Perhaps it takes the mass media to illustrate the skewed focus of corporate law. Here we have the [at least for now] CEO of Tribune Company, Randy Michaels, under fire for a lot of superficial things, such as an alleged frat house atmosphere in the company, while his role in the company going into and staying in bankruptcy during his three year tenure wasn’t enough to bring about such scrutiny or cause the board concern about its own exposure. It took a misstep by one of his subordinates in circulating an offensive video and public disclosure of a ‘frat house’ atmosphere to bring things to this point. (Tribune Co. CEO Randy Michaels: I have not resigned, Chicago Tribune, 10/19/2010)
But sources said board members were concerned that Michaels had publicly embarrassed an iconic Chicago institution, made many of its employees uncomfortable, and had aggravated an already-tortuous 22-month-old bankruptcy process at a highly delicate stage.
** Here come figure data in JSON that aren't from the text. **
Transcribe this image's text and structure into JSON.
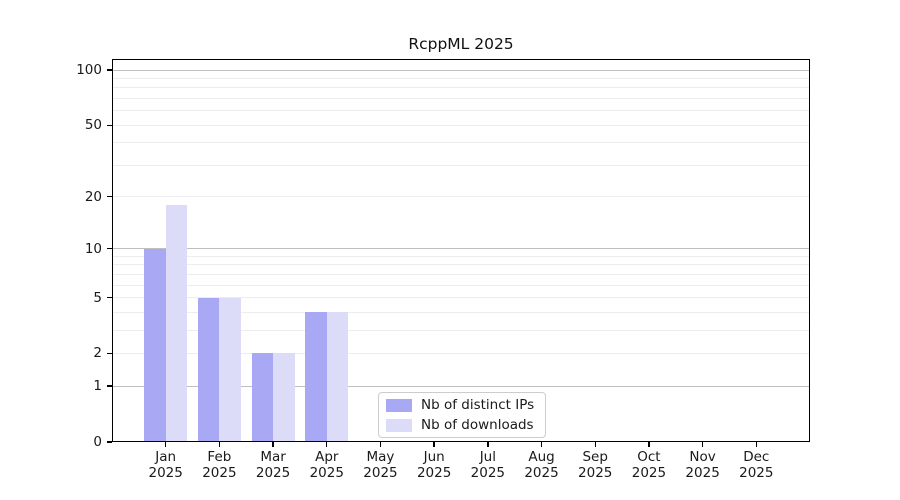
{
  "title": "RcppML 2025",
  "colors": {
    "ips_bar": "#a8a8f5",
    "downloads_bar": "#dcdcf8",
    "grid_major": "#bfbfbf",
    "grid_minor": "#ededed",
    "axis": "#000000",
    "legend_border": "#cccccc",
    "text": "#1a1a1a"
  },
  "chart_data": {
    "type": "bar",
    "title": "RcppML 2025",
    "xlabel": "",
    "ylabel": "",
    "scale": "log1p",
    "grid": "on",
    "legend_position": "lower center (inside plot)",
    "year_label": "2025",
    "categories": [
      "Jan",
      "Feb",
      "Mar",
      "Apr",
      "May",
      "Jun",
      "Jul",
      "Aug",
      "Sep",
      "Oct",
      "Nov",
      "Dec"
    ],
    "series": [
      {
        "key": "ips",
        "name": "Nb of distinct IPs",
        "values": [
          10,
          5,
          2,
          4,
          0,
          0,
          0,
          0,
          0,
          0,
          0,
          0
        ]
      },
      {
        "key": "downloads",
        "name": "Nb of downloads",
        "values": [
          18,
          5,
          2,
          4,
          0,
          0,
          0,
          0,
          0,
          0,
          0,
          0
        ]
      }
    ],
    "y_ticks": [
      0,
      1,
      2,
      5,
      10,
      20,
      50,
      100
    ],
    "y_max": 115,
    "grid_major_values": [
      1,
      10,
      100
    ],
    "grid_minor_values": [
      2,
      3,
      4,
      5,
      6,
      7,
      8,
      9,
      20,
      30,
      40,
      50,
      60,
      70,
      80,
      90
    ]
  }
}
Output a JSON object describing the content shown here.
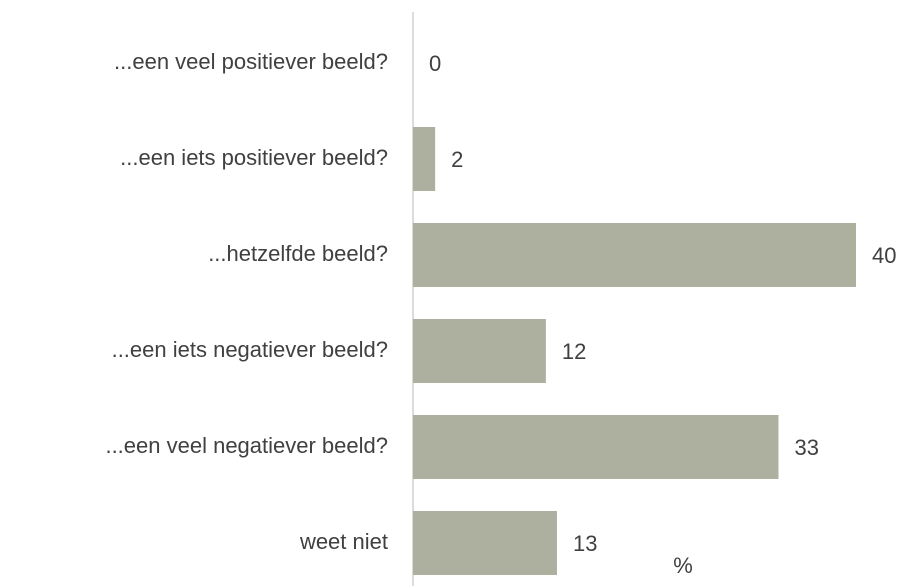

In light of those issues, board members also were becoming concerned that the behavior of Michaels and his management team might open them up to legal action over their fiduciary duty to protect the company, the sources said.
To be clear: the juvenile hijinks are wrong, probably illegal and ill-befitting of an executive of a major public company. However, they and the public embarrassment and employee discomfort are a peripheral matter in the grand scheme of things and have nothing to do with return to shareholders, or in this case, creditors, which should as a matter of law, be the board’s focus. Something is wrong with a scenario where a board is motivated to act in accordance with its fiduciary duty only when raucous behavior comes to light, and had no such motivation in the face of poor financial performance resulting in a protracted bankruptcy, and drastic loss of market share.
Something needs to be done about our corporate law environment when CEO’s who have enough sense to avoid personal indiscretions (or keep them private) get a pass on poor strategy or execution, and their performance is subjected to real scrutiny only when juvenile antics come into public view. Similarly, boards should have at least as much legal exposure when they don’t hold management accountable for a lousy job with their core functions as when they don’t react to personal level foolishness.
It’s a curious legal environment indeed when an HP CEO who presided over a doubling of shareholder value and a Tribune CEO who presided over a bankruptcy filing and deterioration of business value during the process suffer the same fate on account of extracurricular personal indiscretion. It’s also a reflection of a system that needs drastic updating to take substantive performance into account as part of directors’ fiduciary duty.